The human brain has undergone rapid, recent evolutionary expansion, presumably due to intense selection, presumably unmasking many deleterious mutations affecting brain development that were formerly silent. Since the brain is the organ of behavior, we expect almost all these mutations to indirectly affect behavior for the worse. That explains mental illness, right?
I'm not so sure; mental illnesses are not random, but cluster into definable syndromes. My reading suggests the existence of three such syndromes: schizoid, depressive, and anxious. My theory is that each is defined by a different recombinant hot spot, as in the case of CF, and may even correspond to the three recently-evolved association cortices of the brain, namely parietal, prefrontal, and temporal, respectively. The drama of mental illness would derive from its communication role in warning nearby relatives that they may be harbouring a bad hot spot, causing them to find it and cool it by wholly unconscious processes. Mental illness would then be the push back against the hot spots driving human brain evolution, keeping them in check and deleting them as soon as they are no longer pulling their weight fitness-wise. The variations in the symptoms of mental illness would encode the information necessary to find the particular hot spot afflicting a particular family.
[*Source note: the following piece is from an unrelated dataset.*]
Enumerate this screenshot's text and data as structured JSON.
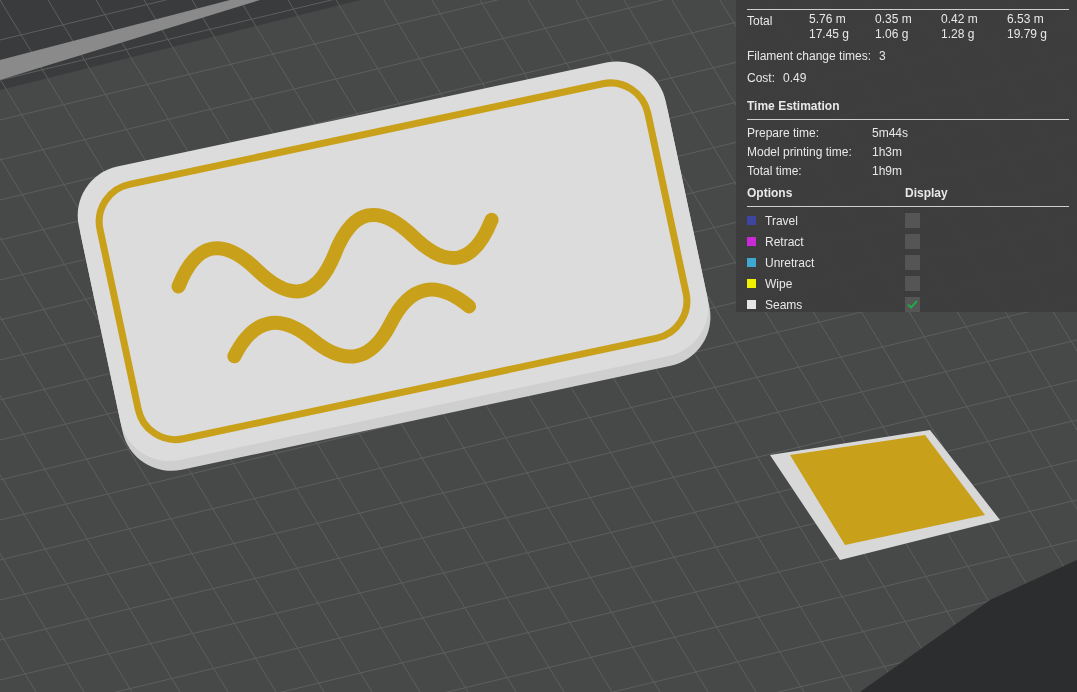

Now all we need is a communication link from brain to gonads. The sperm are produced by two rounds of meiosis and one of mitosis from the stem-like, perpetually self-renewing spermatogonia, that sit just outside the blood-testes barrier and are therefore exposed to blood-borne hormones. These cells are known to have receptors for the hypothalamic hormone orexin A*, as well as many other receptors for signaling molecules that do or could plausibly originate in the brain as does orexin. Some of these receptors are:
- retinoic acid receptor α
- glial cell-derived neurotrophic factor (GDNF) receptor
- CB2 (cannabinoid type 2) receptor
- p75 (For nerve growth factor, NGF)
- kisspeptin receptor.
*Gen Comp Endocrinol. 2016 May 9. pii: S0016-6480(16)30127-7.
doi: 10.1016/j.ygcen.2016.05.006. [Epub ahead of print] Localization and expression of Orexin A and its receptor in
mouse testis during different stages of postnatal development. Joshi D1, Singh SK2.
PS: for brevity, I left out mention of three sub-functions necessary to the pathway: an intracellular gonadal process transducing receptor activation into germ line-heritable epigenetic changes, a process for exaggerating the effects of bad mutations into the development of monsters or behavioral monsters for purposes of communication, and a process of decoding the communication located in the brains of the recipients.